La vérité se découvrit aussitôt tout entière au major Lincoln, et le feu lui monta au visage lorsqu’il se rappela ce bruit vague, ces murmures confus et étouffés qui la veille avaient frappé son oreille, et ces visions inexplicables qui l’avaient poursuivi même pendant son sommeil, jusqu’à ce qu’elles se fussent évanouies devant les premiers rayons du jour. Faisant signe à Job de le suivre, il descendit la colline d’un pas précipité, et dès qu’il se vit dans la plaine, il se retourna et dit d’un ton ferme à son compagnon :

— Malheureux, vous étiez dans le secret ; et ces travaux exécutés pendant la nuit…

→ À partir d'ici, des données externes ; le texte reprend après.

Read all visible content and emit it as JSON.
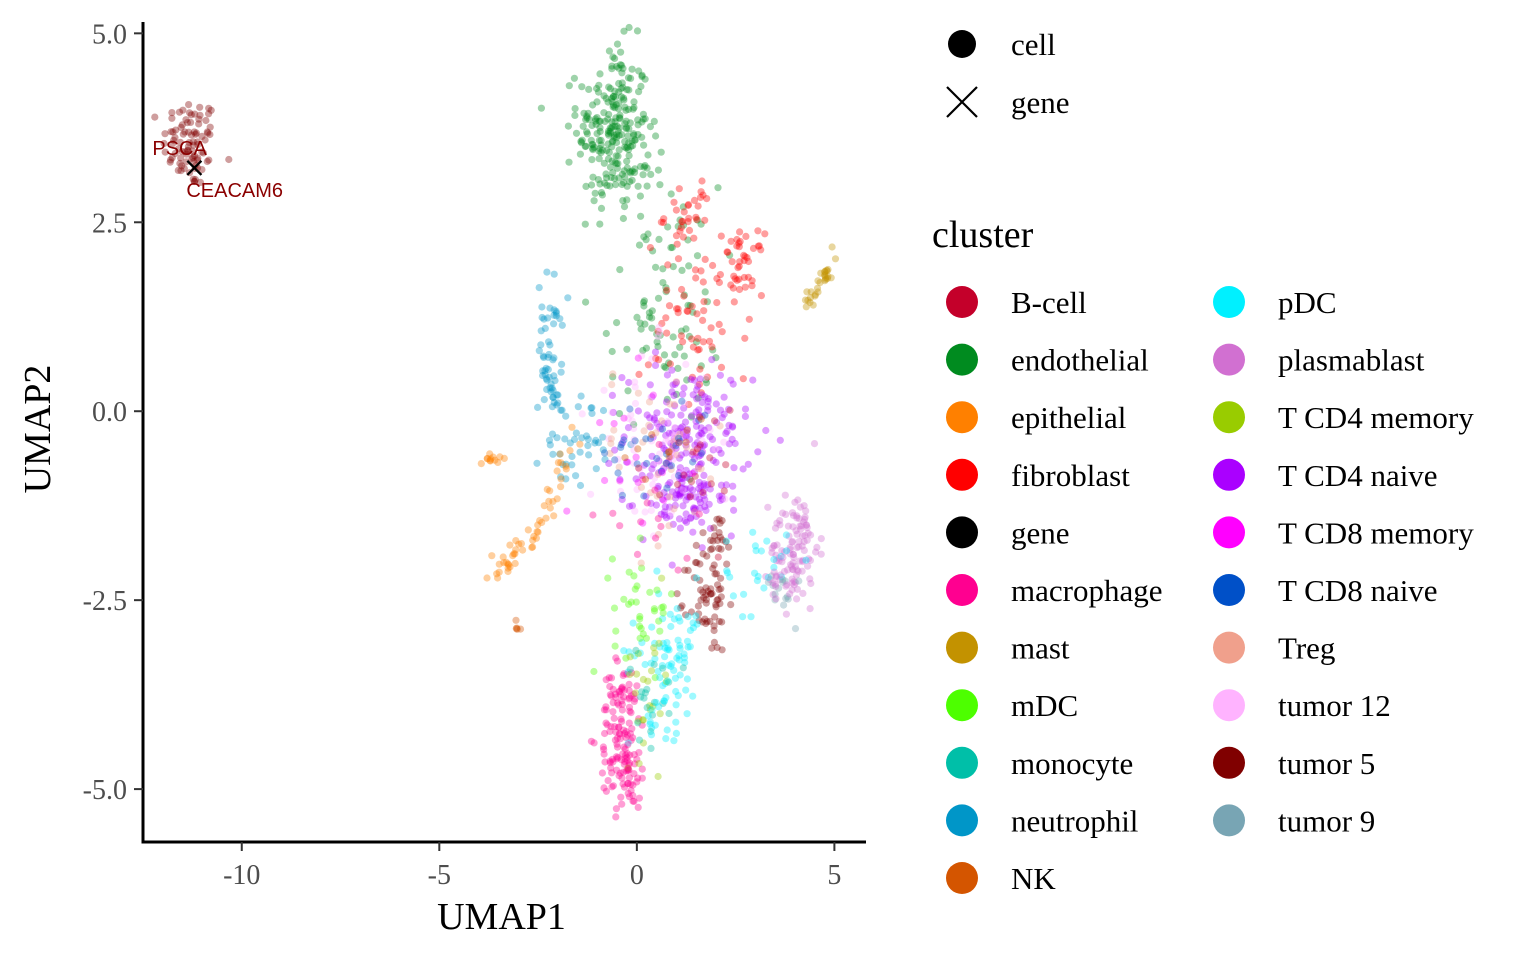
{
  "chart_data": {
    "type": "scatter",
    "xlabel": "UMAP1",
    "ylabel": "UMAP2",
    "xlim": [
      -12.5,
      5.8
    ],
    "ylim": [
      -5.7,
      5.15
    ],
    "x_ticks": [
      -10,
      -5,
      0,
      5
    ],
    "x_tick_labels": [
      "-10",
      "-5",
      "0",
      "5"
    ],
    "y_ticks": [
      5.0,
      2.5,
      0.0,
      -2.5,
      -5.0
    ],
    "y_tick_labels": [
      "5.0",
      "2.5",
      "0.0",
      "-2.5",
      "-5.0"
    ],
    "grid": false,
    "legend_placement": "right",
    "shape_legend": {
      "items": [
        {
          "label": "cell",
          "shape": "circle"
        },
        {
          "label": "gene",
          "shape": "x"
        }
      ]
    },
    "color_legend": {
      "title": "cluster",
      "items": [
        {
          "label": "B-cell",
          "color": "#c4002a"
        },
        {
          "label": "endothelial",
          "color": "#008b1f"
        },
        {
          "label": "epithelial",
          "color": "#ff8000"
        },
        {
          "label": "fibroblast",
          "color": "#ff0000"
        },
        {
          "label": "gene",
          "color": "#000000"
        },
        {
          "label": "macrophage",
          "color": "#ff0090"
        },
        {
          "label": "mast",
          "color": "#c39200"
        },
        {
          "label": "mDC",
          "color": "#4dff00"
        },
        {
          "label": "monocyte",
          "color": "#00bfa8"
        },
        {
          "label": "neutrophil",
          "color": "#0096c8"
        },
        {
          "label": "NK",
          "color": "#d45500"
        },
        {
          "label": "pDC",
          "color": "#00f0ff"
        },
        {
          "label": "plasmablast",
          "color": "#d170d1"
        },
        {
          "label": "T CD4 memory",
          "color": "#99cc00"
        },
        {
          "label": "T CD4 naive",
          "color": "#aa00ff"
        },
        {
          "label": "T CD8 memory",
          "color": "#ff00ff"
        },
        {
          "label": "T CD8 naive",
          "color": "#0050c8"
        },
        {
          "label": "Treg",
          "color": "#f0a08c"
        },
        {
          "label": "tumor 12",
          "color": "#ffb3ff"
        },
        {
          "label": "tumor 5",
          "color": "#800000"
        },
        {
          "label": "tumor 9",
          "color": "#78a5b4"
        }
      ]
    },
    "gene_points": [
      {
        "label": "PSCA",
        "x": -11.2,
        "y": 3.22
      },
      {
        "label": "CEACAM6",
        "x": -11.2,
        "y": 3.22
      }
    ],
    "cell_clusters": [
      {
        "cluster": "tumor 5",
        "cx": -11.3,
        "cy": 3.55,
        "sx": 0.35,
        "sy": 0.3,
        "n": 90
      },
      {
        "cluster": "endothelial",
        "cx": -0.6,
        "cy": 3.75,
        "sx": 0.45,
        "sy": 0.55,
        "n": 220
      },
      {
        "cluster": "endothelial",
        "cx": 0.7,
        "cy": 1.4,
        "sx": 0.7,
        "sy": 0.8,
        "n": 90
      },
      {
        "cluster": "fibroblast",
        "cx": 1.3,
        "cy": 2.6,
        "sx": 0.3,
        "sy": 0.25,
        "n": 30
      },
      {
        "cluster": "fibroblast",
        "cx": 2.7,
        "cy": 1.95,
        "sx": 0.25,
        "sy": 0.2,
        "n": 40
      },
      {
        "cluster": "fibroblast",
        "cx": 1.5,
        "cy": 1.1,
        "sx": 0.7,
        "sy": 0.6,
        "n": 60
      },
      {
        "cluster": "neutrophil",
        "cx": -2.2,
        "cy": 0.9,
        "sx": 0.15,
        "sy": 0.45,
        "n": 40
      },
      {
        "cluster": "neutrophil",
        "cx": -1.5,
        "cy": -0.4,
        "sx": 0.45,
        "sy": 0.3,
        "n": 40
      },
      {
        "cluster": "T CD4 naive",
        "cx": 1.3,
        "cy": -0.3,
        "sx": 0.8,
        "sy": 0.45,
        "n": 170
      },
      {
        "cluster": "T CD4 naive",
        "cx": 1.1,
        "cy": -1.15,
        "sx": 0.6,
        "sy": 0.25,
        "n": 90
      },
      {
        "cluster": "plasmablast",
        "cx": 4.0,
        "cy": -1.8,
        "sx": 0.3,
        "sy": 0.4,
        "n": 90
      },
      {
        "cluster": "tumor 5",
        "cx": 1.8,
        "cy": -2.5,
        "sx": 0.25,
        "sy": 0.35,
        "n": 60
      },
      {
        "cluster": "tumor 5",
        "cx": 2.0,
        "cy": -1.7,
        "sx": 0.25,
        "sy": 0.2,
        "n": 20
      },
      {
        "cluster": "macrophage",
        "cx": -0.35,
        "cy": -4.3,
        "sx": 0.3,
        "sy": 0.5,
        "n": 120
      },
      {
        "cluster": "pDC",
        "cx": 0.8,
        "cy": -3.2,
        "sx": 0.5,
        "sy": 0.5,
        "n": 60
      },
      {
        "cluster": "pDC",
        "cx": 3.0,
        "cy": -2.1,
        "sx": 0.4,
        "sy": 0.3,
        "n": 25
      },
      {
        "cluster": "mDC",
        "cx": 0.2,
        "cy": -2.6,
        "sx": 0.4,
        "sy": 0.4,
        "n": 35
      },
      {
        "cluster": "T CD4 memory",
        "cx": 0.3,
        "cy": -3.5,
        "sx": 0.3,
        "sy": 0.5,
        "n": 25
      },
      {
        "cluster": "monocyte",
        "cx": 0.4,
        "cy": -3.8,
        "sx": 0.4,
        "sy": 0.3,
        "n": 20
      },
      {
        "cluster": "tumor 12",
        "cx": 0.4,
        "cy": -0.4,
        "sx": 0.8,
        "sy": 0.6,
        "n": 60
      },
      {
        "cluster": "Treg",
        "cx": 0.5,
        "cy": -0.6,
        "sx": 0.9,
        "sy": 0.6,
        "n": 40
      },
      {
        "cluster": "T CD8 naive",
        "cx": 0.6,
        "cy": -0.5,
        "sx": 0.7,
        "sy": 0.35,
        "n": 30
      },
      {
        "cluster": "tumor 9",
        "cx": 3.6,
        "cy": -2.3,
        "sx": 0.2,
        "sy": 0.2,
        "n": 15
      },
      {
        "cluster": "B-cell",
        "cx": 1.5,
        "cy": -0.8,
        "sx": 0.6,
        "sy": 0.5,
        "n": 20
      },
      {
        "cluster": "macrophage",
        "cx": 0.2,
        "cy": -1.5,
        "sx": 0.6,
        "sy": 0.4,
        "n": 15
      },
      {
        "cluster": "T CD8 memory",
        "cx": 0.3,
        "cy": -0.4,
        "sx": 0.7,
        "sy": 0.5,
        "n": 15
      },
      {
        "cluster": "epithelial",
        "cx": -3.7,
        "cy": -0.62,
        "sx": 0.12,
        "sy": 0.05,
        "n": 12
      },
      {
        "cluster": "NK",
        "cx": -3.0,
        "cy": -2.85,
        "sx": 0.04,
        "sy": 0.06,
        "n": 5
      },
      {
        "cluster": "NK",
        "cx": 0.6,
        "cy": -0.5,
        "sx": 0.6,
        "sy": 0.3,
        "n": 10
      }
    ],
    "cell_strands": [
      {
        "cluster": "epithelial",
        "x0": -3.6,
        "y0": -2.2,
        "x1": -2.4,
        "y1": -1.5,
        "n": 35,
        "jitter": 0.1
      },
      {
        "cluster": "epithelial",
        "x0": -2.3,
        "y0": -1.4,
        "x1": -1.6,
        "y1": -0.3,
        "n": 20,
        "jitter": 0.12
      },
      {
        "cluster": "mast",
        "x0": 4.3,
        "y0": 1.4,
        "x1": 5.0,
        "y1": 1.95,
        "n": 30,
        "jitter": 0.06
      },
      {
        "cluster": "neutrophil",
        "x0": -2.35,
        "y0": 0.6,
        "x1": -1.9,
        "y1": -0.15,
        "n": 20,
        "jitter": 0.05
      },
      {
        "cluster": "endothelial",
        "x0": -0.7,
        "y0": 3.2,
        "x1": 0.8,
        "y1": 3.1,
        "n": 25,
        "jitter": 0.12
      },
      {
        "cluster": "macrophage",
        "x0": -0.05,
        "y0": -5.15,
        "x1": -0.6,
        "y1": -3.6,
        "n": 30,
        "jitter": 0.08
      },
      {
        "cluster": "pDC",
        "x0": 0.3,
        "y0": -4.2,
        "x1": 1.5,
        "y1": -2.7,
        "n": 25,
        "jitter": 0.1
      },
      {
        "cluster": "plasmablast",
        "x0": 3.4,
        "y0": -2.4,
        "x1": 4.5,
        "y1": -1.4,
        "n": 25,
        "jitter": 0.1
      }
    ]
  }
}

— Job a bien assez à faire pendant le jour sans aller travailler la nuit lorsqu’il n’y a que les morts qui sortent de leur lieu de repos, répondit l’idiot avec un air d’imbécillité qui désarma aussitôt le ressentiment du jeune officier.

Lionel sourit en se rappelant de nouveau sa propre faiblesse, et il répéta en lui-même :

— Les morts ! Cette redoute est bien l’ouvrage des vivants, et il faut avoir bien de l’audace pour avoir osé l’élever. Mais dites-moi, Job, car il est inutile de chercher plus longtemps à me tromper, combien pouvait-il y avoir d’américains sur la colline lorsque vous l’avez quittée pour traverser le détroit de Charles et venir visiter les sépultures sur Copp’s Hill, hier au soir ?

— Les deux collines étaient couvertes l’une de peuple, l’autre de revenants, répondit Job d’un air de simplicité ; Job croit que les morts s’étaient levés pour voir leurs enfants travailler si près d’eux.